Dragons hide at the edges of the map from known elements: atomic giants so delicate and so scarce that they challenge easy study.
One of these giants has finally abandoned at least some of its secrets, with the chemists managing to gather enough einsteini to concretize important details about the chemistry and the ability of the mysterious element to form bonds.
For most of the 70s, the isotopes of einsteinium have been frustratingly difficult to study. Either they are too difficult to manufacture or they have a half-life of less than a year, and what is created of little beauty begins to break like a sand castle at high tide.
The behavior of the element is assumed to follow the patterns of its less robust companions in the actinide series. That is clear. But because of its large size, the strange relativistic effects make it more difficult to predict how it will react in certain chemical processes.

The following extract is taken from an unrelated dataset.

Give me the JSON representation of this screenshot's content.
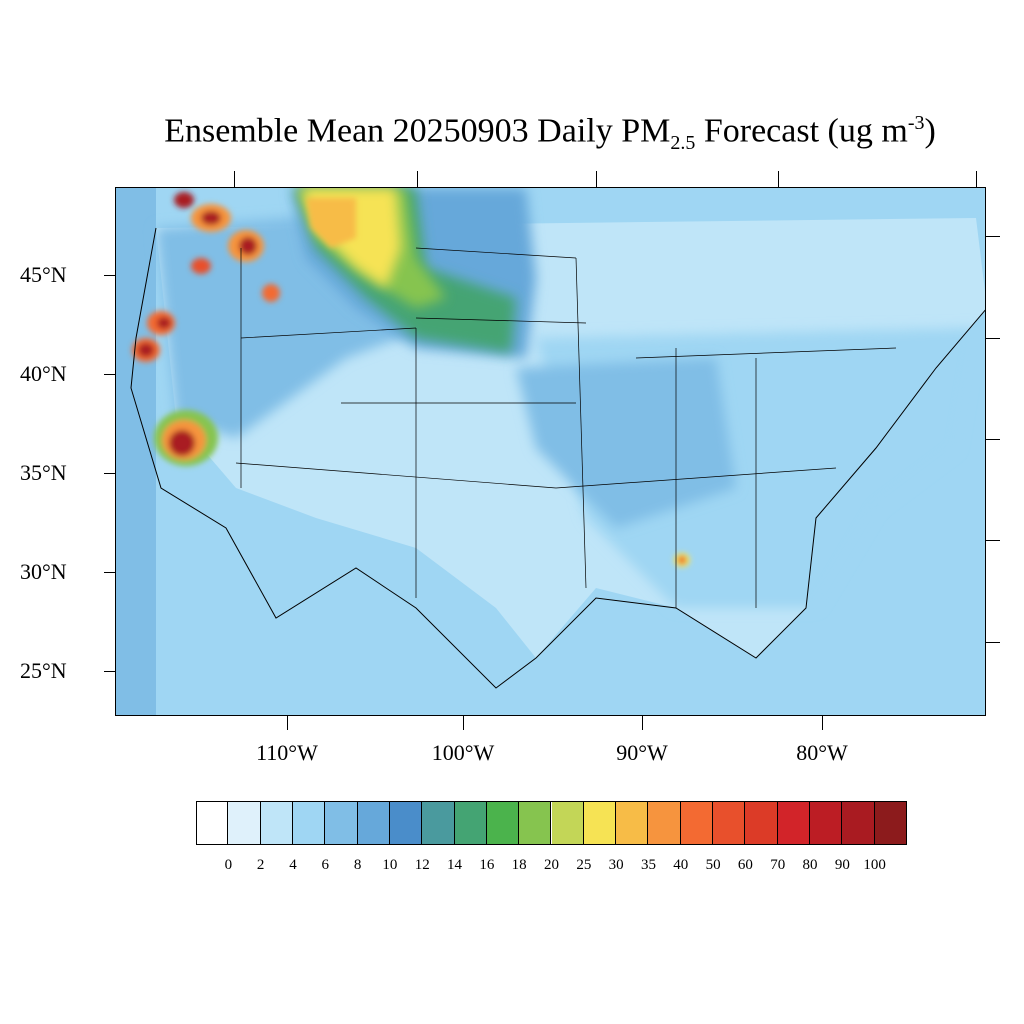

Usually, this confusion is easily clarified simply by performing a series of experiments.
The Lawrence Berkeley National Laboratory, of the U.S. Department of Energy, has finally put together enough things to do so.
Better known as the Berkeley Lab, the famous institute is already responsible for discovering a significant chunk of the upper limits of the periodic table of elements.
A dozen of them were the work of nuclear physicist Albert Ghiorso, a lifelong Berkeley researcher whose first career saw him develop radiation detectors as part of the Manhattan Project.
In the early 1950s, Ghiorso detected faint traces of two as yet unidentified radioactive elements in the air dust collected by aircraft flying after the first large-scale test of a thermonuclear device.
One of these elements was later christened einsteinium, which was named after the head of the famous theorist of German origin.
With an atomic mass of 252 and containing a huge amount of 99 protons, it is not light. As with all transuranic elements (elements heavier than uranium), einsteinium requires serious physics to produce it.
There is no convenient source or stock for diving. Cooking a batch requires firing smaller relatives, such as the curio, with a lot of neutrons in a nuclear reactor and then having a lot of patience.
The early efforts of the 1960s produced enough for the naked eye to see, with a minimum weight of 10 nanograms. Subsequent attempts got a little better, though they mostly caused impure batches.
This time, the researchers found about 200 nanograms of the isotope Einstein E-254, framed as part of a complex with a carbon-based molecule called hydroxypyridinone.
Getting here was not easy, marked by the contamination of smaller elements and then by the inevitable impact of the halt of the medium pandemic, only what would threaten an experiment that depends on a decaying material fast.
“It’s a remarkable achievement that we were able to work with this small amount of material and do inorganic chemistry,” says researcher Rebecca Abergel.
“It’s significant because the more we understand its chemical behavior, the more we can apply this understanding to the development of new materials or new technologies, not necessarily just with einsteinium, but also with other actinides. And we can set trends in the periodic table . “
Subjecting its stack of chelated E-254 atoms to X-ray absorption tests and photophysical measurements revealed important details about the bonding distance of the element, while demonstrating displacement emission behaviors. of wavelength that were not seen in other actinides.
Einsteinium is right on the edge of what we can achieve using banking chemistry. Although larger elements exist, their growing circumference puts them out of reach of the current capacity of technology to create enough for analysis.
But the more we learn about heavy atoms like einsteinium, the greater the potential to find stairs to build giants that are actually somewhere on the map.
“Similar to the last elements discovered in the last ten years, such as Tennessee, which used a berkeli target, if you managed to isolate enough pure einsteini to do so, you could start looking for other elements and get closer to the (theorized) island. of stability, ”says Abergel.
This research was published in Nature.